= Natural Cycles =

Fertility tracking software

Natural Cycles is the company behind the Natural Cycles birth control app. The app was the first to be certified as a contraceptive in the European Union and in August 2018 the Food and Drug Administration approved U.S. marketing for the contraceptive app as a Class II medical device. It remains the only digital form of birth control on the market in the United States and has also received regulatory clearances from Canada (Health Canada), Australia (TGA), Singapore (HSA), and South Korea (MFDS).

The Stockholm-based company, which was co-founded by particle physicists Dr. Elina Berglund Scherwitzl and Dr. Raoul Scherwitzl, has received $100 million in funding.

== History ==
Berglund was a physicist partly based at CERN, collaborating with the team who discovered the Higgs boson, before co-founding the company with her husband Scherwitzl. Because the couple was in search of an alternative natural contraceptive themselves, Berglund used data analysis to develop an algorithm designed to pinpoint her ovulation.

The couple then decided to create an app with the underlying algorithm, Natural Cycles. Following several medical trials, the app became the first tech-based device to be certified for use as contraception in the European Union in February 2017 by the European inspection and certification organisation TÜV SÜD. In November 2017 Natural Cycles received a $30M investment in series B round led by EQT Ventures fund, with participation from existing investors Sunstone, E-ventures and Bonnier Growth Media (the VC arm of privately held Swedish media group, the Bonnier Group).

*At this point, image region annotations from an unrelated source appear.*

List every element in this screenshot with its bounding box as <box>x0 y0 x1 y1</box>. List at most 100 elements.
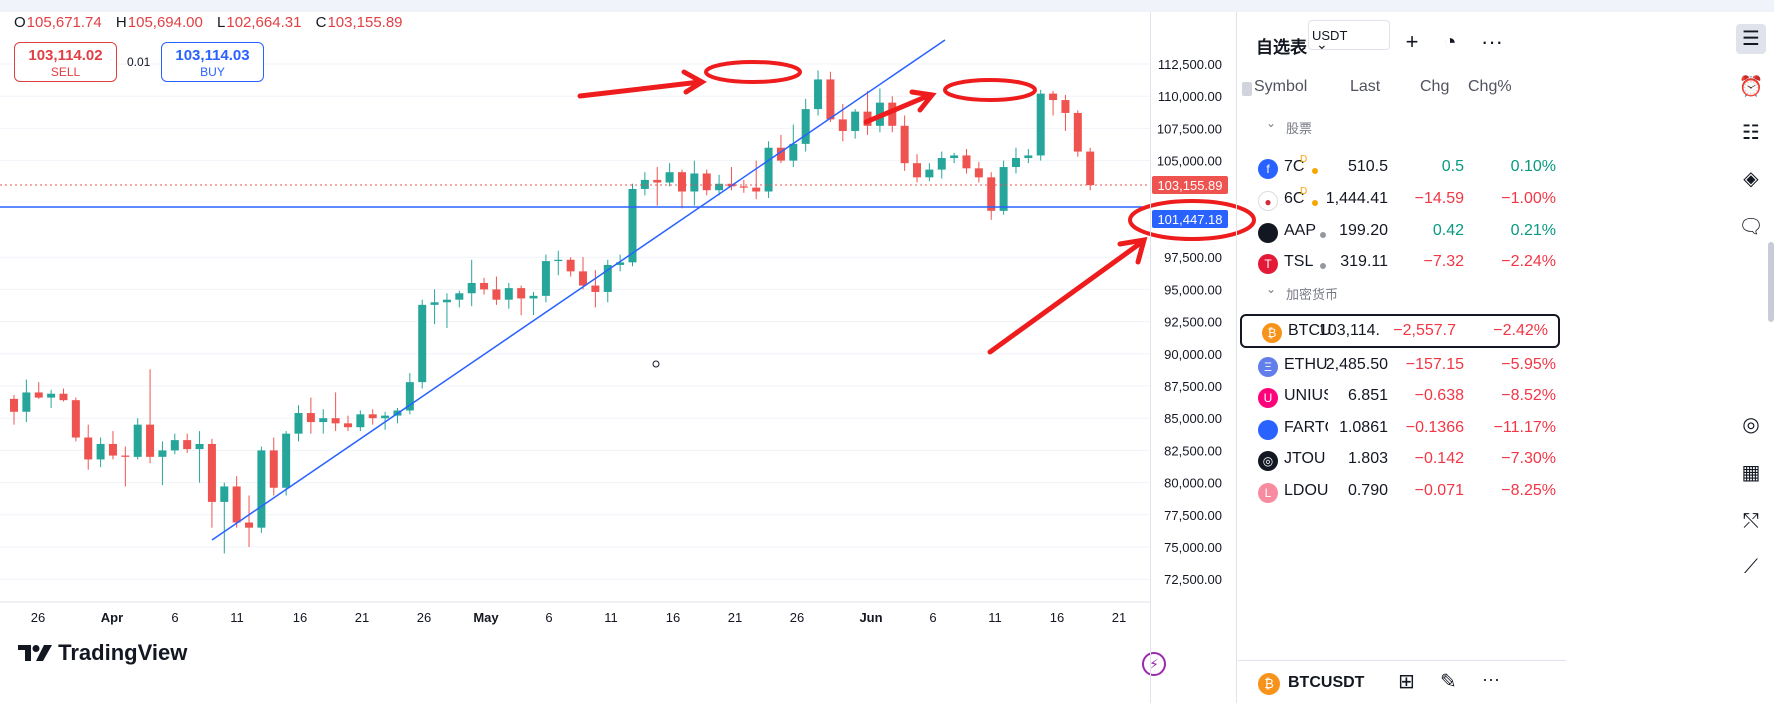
buy-label: BUY <box>200 65 225 79</box>
price-tick-label: 112,500.00 <box>1158 57 1222 72</box>
buy-button[interactable]: 103,114.03 BUY <box>161 42 264 82</box>
watchlist-row[interactable]: ◎ JTOU 1.803 −0.142 −7.30% <box>1238 444 1566 478</box>
row-last: 0.790 <box>1347 482 1388 499</box>
time-tick-label: 16 <box>293 610 307 625</box>
pie-chart-icon[interactable]: ◔ <box>1443 29 1457 54</box>
candle-body <box>616 262 625 265</box>
edit-icon[interactable]: ✎ <box>1440 671 1457 693</box>
price-tick-label: 72,500.00 <box>1164 572 1222 587</box>
candle-body <box>232 486 241 523</box>
candle-body <box>529 295 538 299</box>
watchlist-row[interactable]: AAP 199.20 0.42 0.21% <box>1238 216 1566 250</box>
row-symbol: ETHU <box>1284 356 1328 373</box>
target-icon[interactable]: ◎ <box>1742 414 1760 436</box>
symbol-logo-icon: ₿ <box>1262 323 1282 343</box>
row-last: 1.0861 <box>1339 419 1388 436</box>
list-add-icon[interactable]: ☷ <box>1742 122 1760 144</box>
alarm-clock-icon[interactable]: ⏰ <box>1738 76 1764 98</box>
candle-body <box>974 168 983 178</box>
chevron-down-icon[interactable]: ⌄ <box>1316 36 1328 52</box>
watchlist-row[interactable]: L LDOU 0.790 −0.071 −8.25% <box>1238 476 1566 510</box>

While the app is currently only certified in the European Union, where its users are concentrated in the United Kingdom and the Scandinavian countries, it is available worldwide. Natural Cycles offers a subscription product, which had over 800,000 users across 160 countries as of June 2018. 75 percent use the app as a contraceptive, and the rest use it to try to become pregnant.

The app works by having users take their temperature each morning immediately after waking and logging it into the app. This is done with a basal thermometer. The apps algorithm calculation is based on the observation that post-ovulation, progesterone warms the female body by up to 0.45 °C. Natural Cycles algorithm then determines, based on the temperature, whether the user is fertile or not. A red day means fertile (which is when one should abstain or use a condom); a green day means not fertile. For the app to remain effective, women need to follow the app's instructions correctly, and it does not protect its users from sexually transmitted diseases.

In 2019, the company completed a pilot program in Sweden that tested a feature to help women trying to get pregnant determine if they should seek fertility help. A new mode also became available in 2019 that helps users monitor pregnancy.

== Research ==
Studies carried out by the app's creators have found it to be as effective in preventing pregnancies as the contraceptive pill for typical use (for perfect use, Natural Cycles effectiveness was lower than the contraceptive pill's). These studies, however, only consider women who were paying members and were within the age range 20-35.

==Criticism==
In 2018, Södersjukhuset, a hospital in Stockholm, Sweden, filed a complaint with the Medical Products Agency of Sweden after 37 women who had been using Natural Cycles as their primary method of contraception sought an abortion at the hospital after becoming pregnant unintentionally. Natural Cycles responded by saying the number of pregnancies was within the reported effectiveness rates. In the UK, the app came under investigation by the Advertising Standards Authority over supposedly misleading claims in its marketing; the complaint was upheld by the ASA in August 2018, concluding that the app misled consumers regarding being "highly accurate" and a "clinically tested alternative to birth control". A number of users and healthcare professionals have expressed concerns over the efficacy of the app.

In August 2018, Lauren Streicher, professor of clinical obstetrics at Northwestern University's Feinberg School of Medicine expressed concerns over the Food and Drug Administration's approval of the app. Streicher has claimed that the app is "problematic" as it relies on users' self-reported temperatures which must be taken as soon as they wake up each morning in order to be accurate. In an interview with Vox, Streicher claimed "The minute you rely on action, the efficacy goes down."

Natural Cycles has also been criticised for its marketing strategy of paying social media influencers to promote the app. In July 2018 researchers at the London School of Hygiene and Tropical Medicine published a study which claimed "Natural Cycles' marketing materials ought to be entirely transparent, more clear than they currently are about the limitations of their app and pregnancy risks".